My mother never made cannelloni.

No?

No cakes. For rebellion against the servitude of the kitchen, for insubordination.

Mavericks?

As far as possible

Dependent or not on the husband?

My parents agreed on important decisions.

Do her friends tell her the same thing about their mothers, or…?

Most of them tell me that their mothers didn’t make big decisions without their husband’s validation, of course.

Did they have adventures? Mine doesn’t.

This was kept a secret, just like during her singlehood some abortion…

And shortly after they separated.

As a child all my friends had their parents together, whereas today in a high school classroom it is very rare to find a teenager who does not have them separated.

The mothers are getting older, until they end up in the Obregón case.

To be a mother, age is less important than maturity, which is to dominate the reins of your life. And I will not judge Obregón or any other woman, as long as they receive.

But you must have an opinion on surrogacy…

It is an extreme of capitalist extractivism, carried even to the activity of the wombs.

Between an absorbing mother and a distant mother, which do you prefer?

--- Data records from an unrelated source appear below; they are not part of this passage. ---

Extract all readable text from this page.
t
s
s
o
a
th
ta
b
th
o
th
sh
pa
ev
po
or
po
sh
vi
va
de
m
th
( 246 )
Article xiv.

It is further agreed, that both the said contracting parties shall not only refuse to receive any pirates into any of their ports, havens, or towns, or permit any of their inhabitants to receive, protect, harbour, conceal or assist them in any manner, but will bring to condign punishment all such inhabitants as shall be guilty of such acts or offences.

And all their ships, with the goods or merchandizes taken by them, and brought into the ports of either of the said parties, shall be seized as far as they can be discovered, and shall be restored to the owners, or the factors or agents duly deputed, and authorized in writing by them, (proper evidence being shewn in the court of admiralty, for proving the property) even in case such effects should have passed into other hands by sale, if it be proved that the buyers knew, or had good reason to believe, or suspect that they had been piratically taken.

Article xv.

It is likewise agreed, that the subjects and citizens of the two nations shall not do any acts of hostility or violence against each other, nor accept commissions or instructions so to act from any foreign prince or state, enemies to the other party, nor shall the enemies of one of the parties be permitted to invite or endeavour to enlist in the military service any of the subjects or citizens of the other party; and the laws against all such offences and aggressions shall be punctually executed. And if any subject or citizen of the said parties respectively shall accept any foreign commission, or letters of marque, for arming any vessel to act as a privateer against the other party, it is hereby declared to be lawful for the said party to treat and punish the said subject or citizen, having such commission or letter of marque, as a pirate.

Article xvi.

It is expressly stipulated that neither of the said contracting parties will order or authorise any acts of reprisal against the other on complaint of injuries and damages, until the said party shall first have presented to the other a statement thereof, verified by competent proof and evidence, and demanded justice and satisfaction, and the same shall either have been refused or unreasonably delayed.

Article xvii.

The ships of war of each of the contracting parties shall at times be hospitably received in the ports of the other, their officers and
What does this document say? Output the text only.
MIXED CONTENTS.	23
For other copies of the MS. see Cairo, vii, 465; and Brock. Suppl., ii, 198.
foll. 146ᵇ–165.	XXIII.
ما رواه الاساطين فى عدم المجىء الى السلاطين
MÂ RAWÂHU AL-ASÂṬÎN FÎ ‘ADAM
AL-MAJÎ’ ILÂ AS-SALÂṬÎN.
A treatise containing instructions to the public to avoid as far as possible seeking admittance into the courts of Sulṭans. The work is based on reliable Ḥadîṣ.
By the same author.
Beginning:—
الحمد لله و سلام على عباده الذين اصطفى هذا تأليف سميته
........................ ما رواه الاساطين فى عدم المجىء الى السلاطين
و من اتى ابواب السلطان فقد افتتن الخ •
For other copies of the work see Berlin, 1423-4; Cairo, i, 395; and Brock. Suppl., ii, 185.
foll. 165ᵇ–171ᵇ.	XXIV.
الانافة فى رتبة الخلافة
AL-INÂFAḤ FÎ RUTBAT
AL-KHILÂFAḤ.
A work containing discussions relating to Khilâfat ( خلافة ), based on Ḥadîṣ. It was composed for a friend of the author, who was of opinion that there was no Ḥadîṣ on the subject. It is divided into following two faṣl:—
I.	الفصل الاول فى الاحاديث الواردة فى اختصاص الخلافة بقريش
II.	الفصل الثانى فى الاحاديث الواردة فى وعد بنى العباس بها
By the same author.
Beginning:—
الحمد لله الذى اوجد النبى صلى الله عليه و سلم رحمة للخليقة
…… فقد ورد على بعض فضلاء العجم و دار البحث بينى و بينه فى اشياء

We children live the dilemma between “look, mom!” and the “leave me, mom!”. Children are very selfish: we demand the mother’s full attention but without any control.

What has been the unfulfilled dream of our mothers?

Have a more independent life, since they have been carers for others in excess. And do a job they liked.

Which sentence would best summarize our mothers?

“I haven’t had a single moment all day to sit on the couch.”

Oh, how beautiful, it sounds, it sounds…

The phrase basically means: “I haven’t been able to think about myself in my whole life”.

A very good translation.

My journalist colleague Andrea Gumes pointed it out to me the other day, and it is a great truth: our mothers, without complaints, have needed to be more themselves.